P'tit Denis, il a out d'un grand.
Marrant la rencontre avec Christophe. Je l'ai croisé la semaine suivante à la Nuit des Cabornes et effectivement il est très sympa.... mais il court trop vite !
A bientôt j'espère.
Commentaire de franck de Brignais posté le 28-09-2014 à 19:28:05
Je l'ai attendu avec impatience ce récit ! Et je ne suis pas déçu... tu as relaté une sacrée aventure. J'en ai goûté un tout petit bout, mais il me permet de bien me rendre compte ce que tu as traversé...
Une fois encore félicitations !! On sent que tu as vécu quelque chose de spécial... bien loin des chronos supersoniques que tu tutoies, tu as découvert une course hors du temps où seuls les "redescentes" vers les ravitos ramènent à la civilisation. Tu as appris encore, tu t'es renforcé... où t'arrêteras tu ?
Commentaire de Ptit Denis posté le 29-09-2014 à 21:46:20
Je ne sais pas où je m'arrêterai, mais tant que je n'y suis pas contraint (tout comme toi, c'est la catégorie V1 que m'attend l'année prochaine!), je ne me pose pas la question.
Commentaire de Jean-Phi posté le 29-09-2014 à 11:33:52
Superbe récit et superbe performance.
Bravo à toi, arriver au bout de cet effort n'est pas une mince affaire mais tu l'as fait et qui plus est avec la manière. Vraiment bravo !
En revanche, tu viens définitivement de me donner raison à me dire que ce genre de course n'est pas pour moi et que donc, je ne tenterai pas l'aventure. Trop dur pour le petit coureur que je suis.
Au plaisir sur nos petits sentiers.
Commentaire de ChristopheA posté le 29-09-2014 à 15:07:40
Super récit Denis! Merci de nous faire revivre la course un mois après le départ!
J'espère que tu as bien récupéré depuis.
Peut être à l'année prochaine si tu n'as pas le tirage au sort favorable pour l'utmb... De mon coté, il y a de très grandes chances que je revienne :)
PS : un lien avec quelques photos que tu n'as peut être pas vu : https://www.flickr.com/photos/120647974@N04/sets/72157646932498116/page2/
Commentaire de Ptit Denis posté le 29-09-2014 à 21:34:03
J'ai bien récupéré.
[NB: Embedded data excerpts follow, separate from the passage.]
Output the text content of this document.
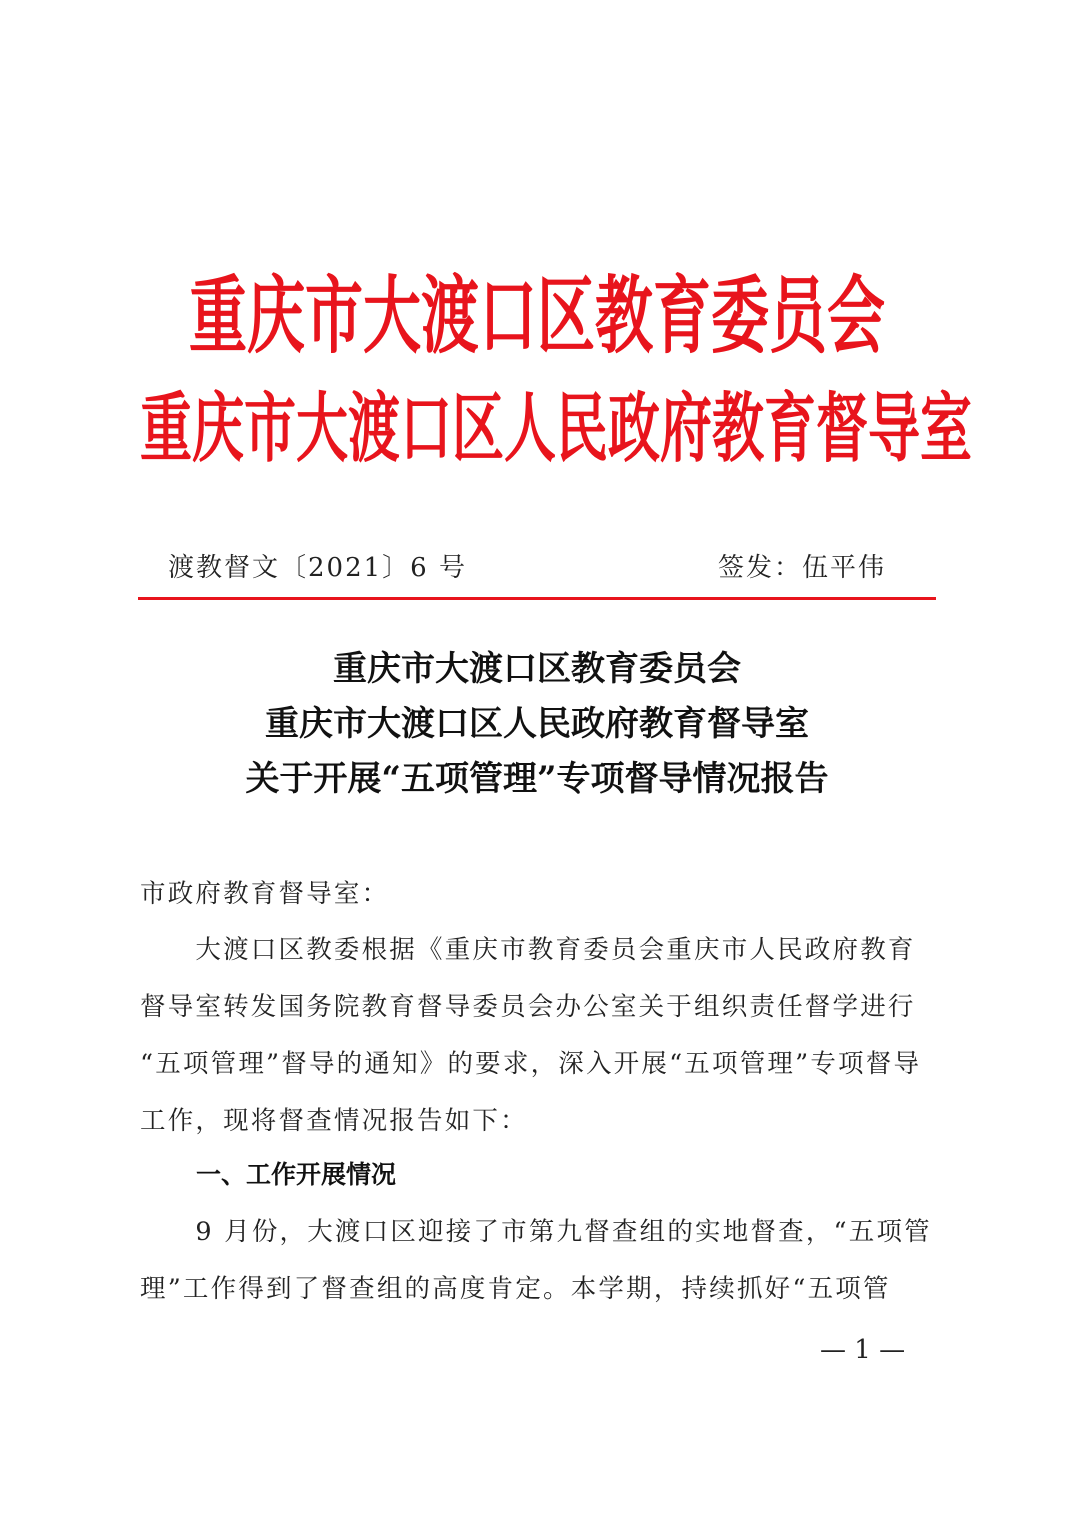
重庆市大渡口区教育委员会
重庆市大渡口区人民政府教育督导室
渡教督文〔2021〕6 号	签发：伍平伟
重庆市大渡口区教育委员会
重庆市大渡口区人民政府教育督导室
关于开展“五项管理”专项督导情况报告
市政府教育督导室：
　　大渡口区教委根据《重庆市教育委员会重庆市人民政府教育
督导室转发国务院教育督导委员会办公室关于组织责任督学进行
“五项管理”督导的通知》的要求，深入开展“五项管理”专项督导
工作，现将督查情况报告如下：
一、工作开展情况
　　9 月份，大渡口区迎接了市第九督查组的实地督查，“五项管
理”工作得到了督查组的高度肯定。本学期，持续抓好“五项管
— 1 —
Tout comme toi, mes pieds ainsi que mes genoux ont pris du volume durant quelques jours et j'ai du me délester d'un ou deux ongles, mais aujourd'hui tout est ok. Concernant l'année prochaine, je ne te cache pas que l'UTMB est un objectif, d'autant plus que le parcours correspond mieux à mes caractéristiques. J'espère que le tirage au sort me sera favorable, mais si ce n'est pas le cas, il n'est pas impossible que l'on se retrouve sur le massif de Belledonne.
Commentaire de Ptit Denis posté le 29-09-2014 à 21:22:29
Content que vous appréciez. Par ce CR, j'ai tenter de vous faire partager tout ce que j'ai vécu, ce que j'ai ressenti ... en essayant de ne rien oublier. Ca explique sa longueur et ... le temps qu'il m'a fallu pour le boucler.
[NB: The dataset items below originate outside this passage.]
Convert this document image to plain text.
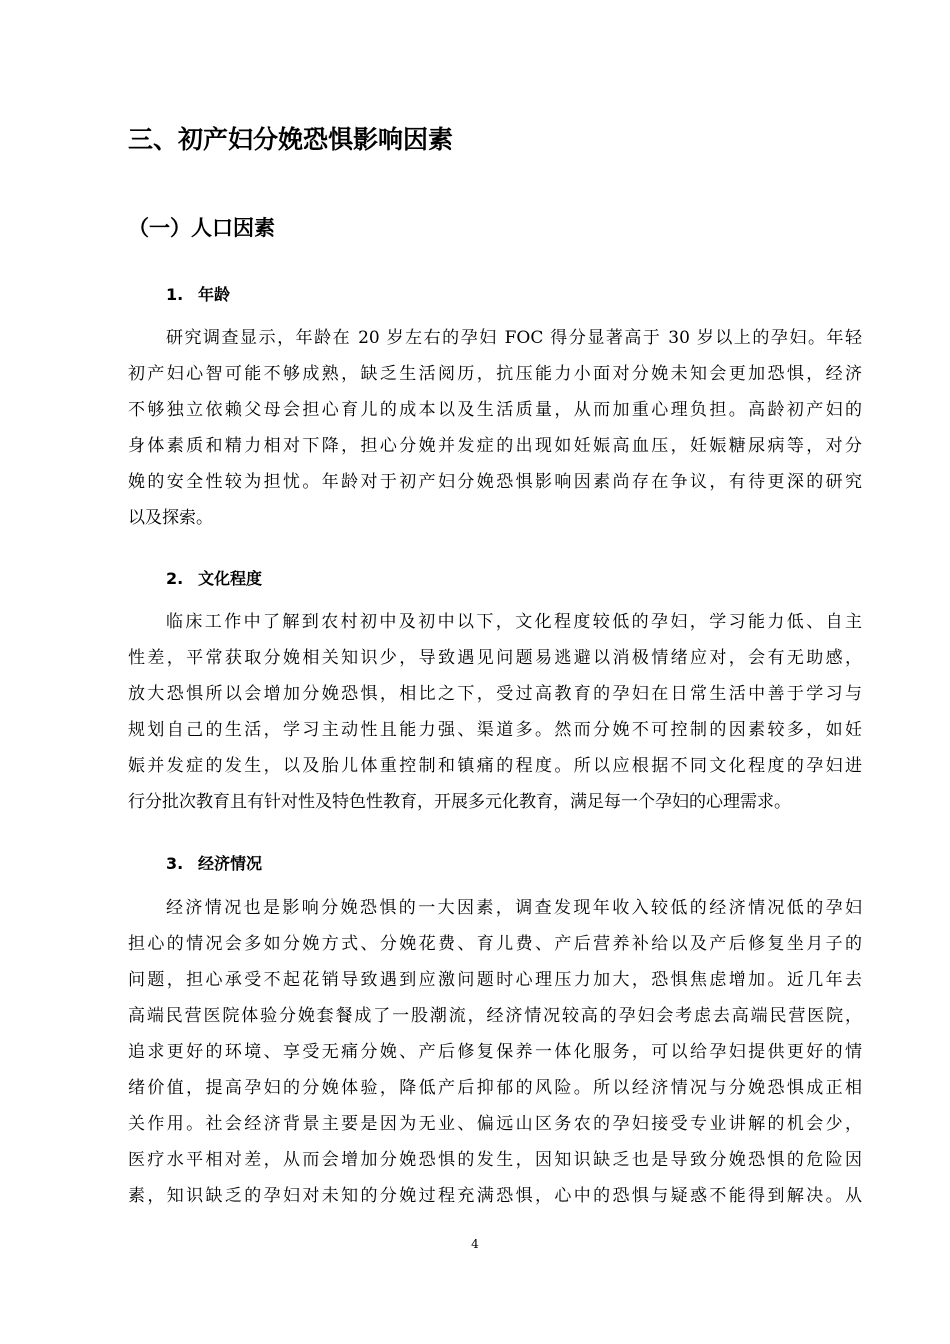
三、初产妇分娩恐惧影响因素
（一）人口因素
1. 年龄
研究调查显示，年龄在 20 岁左右的孕妇 FOC 得分显著高于 30 岁以上的孕妇。年轻
初产妇心智可能不够成熟，缺乏生活阅历，抗压能力小面对分娩未知会更加恐惧，经济
不够独立依赖父母会担心育儿的成本以及生活质量，从而加重心理负担。高龄初产妇的
身体素质和精力相对下降，担心分娩并发症的出现如妊娠高血压，妊娠糖尿病等，对分
娩的安全性较为担忧。年龄对于初产妇分娩恐惧影响因素尚存在争议，有待更深的研究
以及探索。
2. 文化程度
临床工作中了解到农村初中及初中以下，文化程度较低的孕妇，学习能力低、自主
性差，平常获取分娩相关知识少，导致遇见问题易逃避以消极情绪应对，会有无助感，
放大恐惧所以会增加分娩恐惧，相比之下，受过高教育的孕妇在日常生活中善于学习与
规划自己的生活，学习主动性且能力强、渠道多。然而分娩不可控制的因素较多，如妊
娠并发症的发生，以及胎儿体重控制和镇痛的程度。所以应根据不同文化程度的孕妇进
行分批次教育且有针对性及特色性教育，开展多元化教育，满足每一个孕妇的心理需求。
3. 经济情况
经济情况也是影响分娩恐惧的一大因素，调查发现年收入较低的经济情况低的孕妇
担心的情况会多如分娩方式、分娩花费、育儿费、产后营养补给以及产后修复坐月子的
问题，担心承受不起花销导致遇到应激问题时心理压力加大，恐惧焦虑增加。近几年去
高端民营医院体验分娩套餐成了一股潮流，经济情况较高的孕妇会考虑去高端民营医院，
追求更好的环境、享受无痛分娩、产后修复保养一体化服务，可以给孕妇提供更好的情
绪价值，提高孕妇的分娩体验，降低产后抑郁的风险。所以经济情况与分娩恐惧成正相
关作用。社会经济背景主要是因为无业、偏远山区务农的孕妇接受专业讲解的机会少，
医疗水平相对差，从而会增加分娩恐惧的发生，因知识缺乏也是导致分娩恐惧的危险因
素，知识缺乏的孕妇对未知的分娩过程充满恐惧，心中的恐惧与疑惑不能得到解决。从
4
Commentaire de chef_lolo posté le 30-09-2014 à 14:34:04
Merci pour ce magnifique récit ... deux ans déjà que cette course me fait de l'oeil. Je crois bien que ton récit vient d'achever de me convaincre et que l'année prochaine je me laisserais tenter par cette folle course ... qui en plus se déroule chez moi.
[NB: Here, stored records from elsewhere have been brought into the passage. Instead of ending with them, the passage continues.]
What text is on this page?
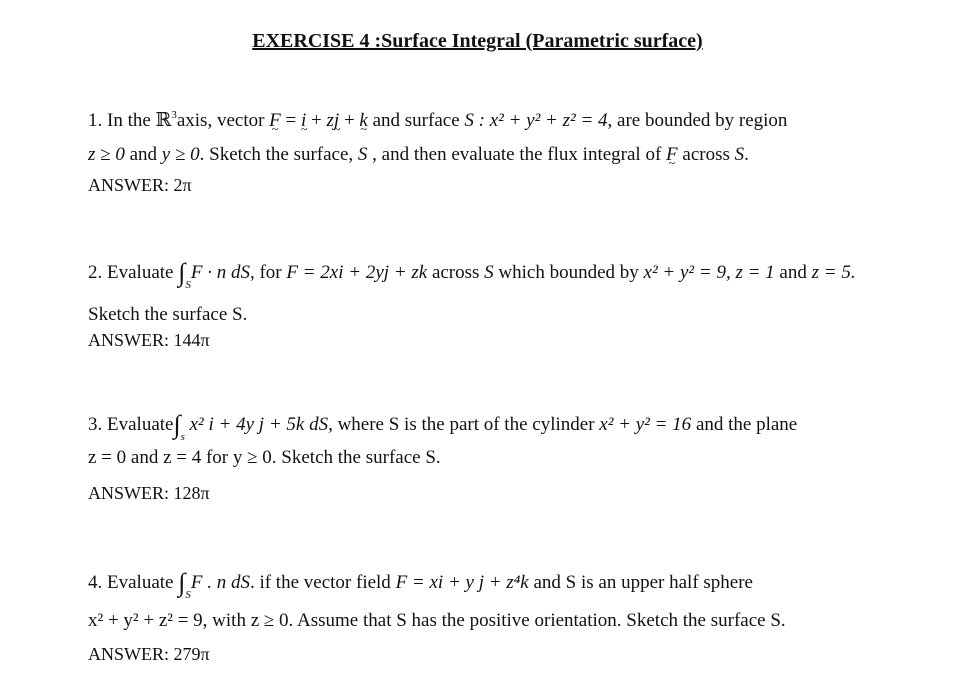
EXERCISE 4 :Surface Integral (Parametric surface)
1. In the ℝ$^3$axis, vector F ~ = i ~ + zj ~ + k ~ and surface S : x² + y² + z² = 4, are bounded by region
z ≥ 0 and y ≥ 0. Sketch the surface, S , and then evaluate the flux integral of F ~ across S.
ANSWER: 2π
2. Evaluate $\int_SF \cdot n$ dS, for F = 2xi + 2yj + zk across S which bounded by x² + y² = 9, z = 1 and z = 5.
Sketch the surface S.
ANSWER: 144π
3. $Evaluate\int_s$ x² i + 4y j + 5k dS, where S is the part of the cylinder x² + y² = 16 and the plane
z = 0 and z = 4 for y ≥ 0. Sketch the surface S.
ANSWER: 128π
4. Evaluate $\int_SF$ . n dS. if the vector field F = xi + y j + z⁴k and S is an upper half sphere
x² + y² + z² = 9, with z ≥ 0. Assume that S has the positive orientation. Sketch the surface S.
ANSWER: 279π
Peut-être aura t'on l'occasion de se croiser. Bonne chance à toi pour le tirage au sort de l'UTMB
Commentaire de ddfutmb posté le 01-10-2014 à 13:54:28
Un grand bravo, excellent récit. Beaucoup de plaisir à le lire. Et que dire de la performance. Par contre, pour moi qui espère en être en 2015, je ne sais pas si je dois rire ou pleurer en lisant l'épopée !
Commentaire de sebmelalix posté le 08-10-2014 à 10:38:59
Salut Denis,
Tout d'abord, MERCI de nous avoir narré ton aventure.
Elle a été exceptionnelle, je suis vraiment admiratif face à la course que tu as réalisé mais également ta détermination, ta préparation...
Et que dire de la performance que tu réalises!!! Respect et chapeau bas.
J'espère que tu pourras réaliser l'UTMB en 2015, car c'est sûr une belle perf t'y attend.
Encore Bravo et j'espère qu'on se reverra sur une course... Enfin qu'à l'arrivée car maintenant, je ne pourrais pu t'accrocher ;)
A+ Seb
Commentaire de Ptit Denis posté le 10-10-2014 à 00:28:28
J'espère aussi te recroiser les running aux pieds ... peut-être sur la Sainté si tu y participe cette année?!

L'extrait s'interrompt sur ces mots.